My first book, Yosano Akiko and The Tale of Genji, was a study of the relationship between a great writer and a great book. Genji had a profound influence not only on the work Akiko did during her life—but also on the life that she lived. I wondered if there had been other women whose lives had been changed by their reading of Genji—and found that there were many, beginning most famously with Sugawara no Takasue’s daughter, who in 1021 was thrilled to receive a copy of the tale from her aunt: “Now I had the whole Genji to read from the very first volume,” she recalled. “When I lay down alone behind my screens and took it out to read, I would not have changed places even with the Empress. All day and as far into the night as I could keep my eyes open I read with the lamp close by me.”
It is these earlier women readers of Genji I find most fascinating. I’ve worked on the noblewomen Kaoku Gyokuei (1526-after 1602), who compiled the first commentaries on Genji by a woman; Nakanoin Nakako (1591?-1671), who carried Genji-related manuscripts with her when in 1609 she was banished following a scandal at court; and Ōgimachi Machiko (1679-1724), the aristocratic concubine of Yanagisawa Yoshiyasu, chief adjutant to the fifth Tokugawa Shogun. My latest book is a complete translation of Ōgimachi Machiko’s Matsukage nikki, ca. 1710-12. In the Shelter of the Pine, published by Columbia University Press, is Machiko’s memoir of Yoshiyasu and of her life with him. It circulated widely in manuscript and is the most significant surviving work of early modern Japanese literature by a woman.
Machiko’s narrativization of Yoshiyasu’s life à la Genji in her auto/biography vividly illustrates the way that a knowledge of Genji continued over the centuries to provide noblewomen with materials for their own artistic and literary productions. An essay about aristocratic women readers of Genji appears in The Female as Subject: Reading and Writing in Early Modern Japan, a collection edited by Peter Kornicki, Mara Patessio, and me that was published by the Center for Japanese Studies of the University of Michigan in 2010.
I’m also interested in the lives of women who lived outside the confines—and security—of marriage: concubines, geisha, nuns, and prostitutes. A former hot spring geisha, Masuda Sayo, generously allowed me to translate her story, and Autobiography of a Geisha (New York: Columbia University Press, 2003; London: Vintage, 2004) was the result.

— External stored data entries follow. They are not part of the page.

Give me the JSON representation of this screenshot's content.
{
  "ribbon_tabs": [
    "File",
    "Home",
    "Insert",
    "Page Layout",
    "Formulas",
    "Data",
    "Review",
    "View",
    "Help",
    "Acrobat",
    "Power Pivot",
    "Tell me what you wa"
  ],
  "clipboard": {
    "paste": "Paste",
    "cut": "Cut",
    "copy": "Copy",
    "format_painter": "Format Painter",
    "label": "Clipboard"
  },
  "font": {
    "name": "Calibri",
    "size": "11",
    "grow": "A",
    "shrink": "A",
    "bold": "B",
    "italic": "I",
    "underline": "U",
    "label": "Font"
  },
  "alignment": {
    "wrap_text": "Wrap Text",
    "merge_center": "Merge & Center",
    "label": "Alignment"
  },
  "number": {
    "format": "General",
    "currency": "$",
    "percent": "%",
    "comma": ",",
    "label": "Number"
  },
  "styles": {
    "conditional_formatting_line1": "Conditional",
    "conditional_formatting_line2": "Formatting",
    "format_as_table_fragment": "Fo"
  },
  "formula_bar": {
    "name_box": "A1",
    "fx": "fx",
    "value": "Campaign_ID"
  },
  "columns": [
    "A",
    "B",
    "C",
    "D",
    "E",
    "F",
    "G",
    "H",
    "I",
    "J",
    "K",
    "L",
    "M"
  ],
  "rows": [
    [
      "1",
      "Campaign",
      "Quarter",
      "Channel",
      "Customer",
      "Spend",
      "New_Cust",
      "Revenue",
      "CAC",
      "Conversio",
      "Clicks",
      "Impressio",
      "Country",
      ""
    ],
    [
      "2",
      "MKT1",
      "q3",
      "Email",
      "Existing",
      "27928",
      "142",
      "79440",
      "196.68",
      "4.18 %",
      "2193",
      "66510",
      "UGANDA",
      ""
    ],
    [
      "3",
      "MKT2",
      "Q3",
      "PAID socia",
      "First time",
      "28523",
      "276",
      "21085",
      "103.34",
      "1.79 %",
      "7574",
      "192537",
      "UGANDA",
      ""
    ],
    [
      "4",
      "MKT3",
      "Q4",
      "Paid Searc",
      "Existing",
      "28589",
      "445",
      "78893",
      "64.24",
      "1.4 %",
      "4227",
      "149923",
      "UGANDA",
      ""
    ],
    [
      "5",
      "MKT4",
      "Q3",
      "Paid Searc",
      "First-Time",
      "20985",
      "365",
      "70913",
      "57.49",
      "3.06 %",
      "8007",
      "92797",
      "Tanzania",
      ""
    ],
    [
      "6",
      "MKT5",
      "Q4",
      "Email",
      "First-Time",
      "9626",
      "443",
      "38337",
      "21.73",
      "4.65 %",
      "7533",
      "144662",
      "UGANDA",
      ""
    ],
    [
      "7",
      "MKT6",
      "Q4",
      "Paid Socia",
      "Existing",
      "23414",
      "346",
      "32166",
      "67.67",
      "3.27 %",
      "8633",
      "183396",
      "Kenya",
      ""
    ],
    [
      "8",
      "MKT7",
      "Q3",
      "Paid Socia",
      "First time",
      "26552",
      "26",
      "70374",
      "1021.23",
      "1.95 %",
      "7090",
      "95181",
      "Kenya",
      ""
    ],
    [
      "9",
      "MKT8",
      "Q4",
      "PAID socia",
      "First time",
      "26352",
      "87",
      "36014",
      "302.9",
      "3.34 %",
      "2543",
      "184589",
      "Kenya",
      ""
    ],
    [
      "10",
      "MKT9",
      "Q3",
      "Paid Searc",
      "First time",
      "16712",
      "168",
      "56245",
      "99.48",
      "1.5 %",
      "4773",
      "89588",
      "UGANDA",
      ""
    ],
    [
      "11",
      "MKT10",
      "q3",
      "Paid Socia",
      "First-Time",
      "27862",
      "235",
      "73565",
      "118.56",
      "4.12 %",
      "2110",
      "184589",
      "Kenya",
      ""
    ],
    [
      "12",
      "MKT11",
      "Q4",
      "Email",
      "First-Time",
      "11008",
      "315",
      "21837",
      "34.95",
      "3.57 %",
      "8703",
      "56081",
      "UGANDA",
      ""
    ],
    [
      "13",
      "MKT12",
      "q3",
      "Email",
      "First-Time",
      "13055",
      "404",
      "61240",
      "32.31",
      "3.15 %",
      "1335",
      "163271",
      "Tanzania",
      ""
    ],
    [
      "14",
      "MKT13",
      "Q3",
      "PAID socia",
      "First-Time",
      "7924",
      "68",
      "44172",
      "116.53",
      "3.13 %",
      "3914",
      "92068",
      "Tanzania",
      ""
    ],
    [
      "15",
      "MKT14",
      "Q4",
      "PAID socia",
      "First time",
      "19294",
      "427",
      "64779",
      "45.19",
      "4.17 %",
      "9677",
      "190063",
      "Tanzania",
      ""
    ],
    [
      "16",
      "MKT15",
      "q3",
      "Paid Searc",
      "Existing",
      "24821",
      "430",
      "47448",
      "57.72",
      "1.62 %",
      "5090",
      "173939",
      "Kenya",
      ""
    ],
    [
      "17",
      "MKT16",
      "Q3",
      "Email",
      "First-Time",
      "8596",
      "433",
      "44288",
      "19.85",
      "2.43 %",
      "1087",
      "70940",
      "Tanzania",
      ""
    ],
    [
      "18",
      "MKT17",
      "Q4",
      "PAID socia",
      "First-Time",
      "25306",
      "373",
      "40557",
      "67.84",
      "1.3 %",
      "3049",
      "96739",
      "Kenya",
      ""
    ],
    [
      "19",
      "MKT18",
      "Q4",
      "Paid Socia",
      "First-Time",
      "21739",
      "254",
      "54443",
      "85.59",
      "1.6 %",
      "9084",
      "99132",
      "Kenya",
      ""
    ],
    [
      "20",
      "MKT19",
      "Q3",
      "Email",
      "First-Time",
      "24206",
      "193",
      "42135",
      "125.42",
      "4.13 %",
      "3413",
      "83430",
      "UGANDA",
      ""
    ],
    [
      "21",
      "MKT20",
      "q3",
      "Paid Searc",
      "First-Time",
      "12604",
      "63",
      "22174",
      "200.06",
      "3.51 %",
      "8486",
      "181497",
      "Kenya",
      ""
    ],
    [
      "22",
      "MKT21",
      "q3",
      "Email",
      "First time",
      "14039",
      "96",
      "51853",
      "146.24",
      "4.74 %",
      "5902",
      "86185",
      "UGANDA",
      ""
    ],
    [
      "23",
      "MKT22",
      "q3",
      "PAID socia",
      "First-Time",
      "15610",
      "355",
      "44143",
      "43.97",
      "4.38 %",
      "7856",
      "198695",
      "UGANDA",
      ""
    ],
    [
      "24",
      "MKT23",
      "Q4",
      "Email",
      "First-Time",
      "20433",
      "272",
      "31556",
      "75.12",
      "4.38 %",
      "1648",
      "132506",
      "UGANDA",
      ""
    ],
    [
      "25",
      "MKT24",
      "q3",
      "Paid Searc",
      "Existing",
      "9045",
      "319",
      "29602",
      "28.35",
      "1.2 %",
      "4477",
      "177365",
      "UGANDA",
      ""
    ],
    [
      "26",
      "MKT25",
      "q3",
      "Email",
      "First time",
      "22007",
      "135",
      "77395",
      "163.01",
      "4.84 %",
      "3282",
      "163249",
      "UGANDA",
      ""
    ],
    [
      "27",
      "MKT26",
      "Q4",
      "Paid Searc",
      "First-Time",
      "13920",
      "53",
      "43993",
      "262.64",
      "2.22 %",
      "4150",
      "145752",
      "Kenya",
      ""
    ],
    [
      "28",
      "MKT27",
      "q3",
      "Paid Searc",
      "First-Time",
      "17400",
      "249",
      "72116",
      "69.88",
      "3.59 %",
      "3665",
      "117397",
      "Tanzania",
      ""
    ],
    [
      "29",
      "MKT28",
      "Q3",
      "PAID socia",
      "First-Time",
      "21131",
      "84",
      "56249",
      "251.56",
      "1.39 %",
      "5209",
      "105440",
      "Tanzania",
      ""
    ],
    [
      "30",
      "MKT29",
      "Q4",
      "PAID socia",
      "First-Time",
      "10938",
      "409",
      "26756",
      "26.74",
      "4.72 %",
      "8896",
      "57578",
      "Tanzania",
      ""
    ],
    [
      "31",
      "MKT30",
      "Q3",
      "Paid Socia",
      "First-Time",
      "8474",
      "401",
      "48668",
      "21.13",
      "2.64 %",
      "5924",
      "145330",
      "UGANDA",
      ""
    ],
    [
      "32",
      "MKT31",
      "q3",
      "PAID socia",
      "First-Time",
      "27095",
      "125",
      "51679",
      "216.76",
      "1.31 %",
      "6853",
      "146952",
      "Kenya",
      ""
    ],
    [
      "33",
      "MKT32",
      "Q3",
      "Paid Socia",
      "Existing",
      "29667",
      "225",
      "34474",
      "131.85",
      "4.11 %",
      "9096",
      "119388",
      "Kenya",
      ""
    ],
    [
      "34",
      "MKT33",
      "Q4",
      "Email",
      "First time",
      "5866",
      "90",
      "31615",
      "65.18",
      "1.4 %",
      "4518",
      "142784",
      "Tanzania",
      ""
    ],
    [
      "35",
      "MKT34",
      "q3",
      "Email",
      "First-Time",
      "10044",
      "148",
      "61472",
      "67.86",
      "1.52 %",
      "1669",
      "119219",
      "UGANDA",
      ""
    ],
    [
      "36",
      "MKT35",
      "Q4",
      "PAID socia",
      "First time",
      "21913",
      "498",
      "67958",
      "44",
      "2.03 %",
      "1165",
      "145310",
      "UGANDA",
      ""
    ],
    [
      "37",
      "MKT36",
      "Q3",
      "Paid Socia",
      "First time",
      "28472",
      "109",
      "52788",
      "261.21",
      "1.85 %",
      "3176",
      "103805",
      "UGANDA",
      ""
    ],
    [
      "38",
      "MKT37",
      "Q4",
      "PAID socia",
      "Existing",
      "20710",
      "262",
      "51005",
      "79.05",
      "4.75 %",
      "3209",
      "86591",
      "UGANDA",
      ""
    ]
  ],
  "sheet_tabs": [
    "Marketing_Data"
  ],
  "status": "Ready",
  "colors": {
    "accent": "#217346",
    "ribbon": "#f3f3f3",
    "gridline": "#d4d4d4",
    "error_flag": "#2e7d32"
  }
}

Both of these interests were combined in my 2013 book, An Imperial Concubine’s Tale. Nakanoin Nakako, the woman at the heart of the story, was the daughter of one of Japan’s most erudite scholars of The Tale of Genji, and for eight years 1601-9, she worked in the imperial palace, waiting on Emperor GoYōzei. Later in her long and eventful life, Nakako took Buddhist vows and became a nun. Research in aristocratic house archives, the ruins of a sixteenth-century castle on the Sea of Japan coast, a family storehouse in the remote Izu countryside, and the records of several former imperial convents in the old capital of Kyoto enabled me to chart the course of her astonishing life.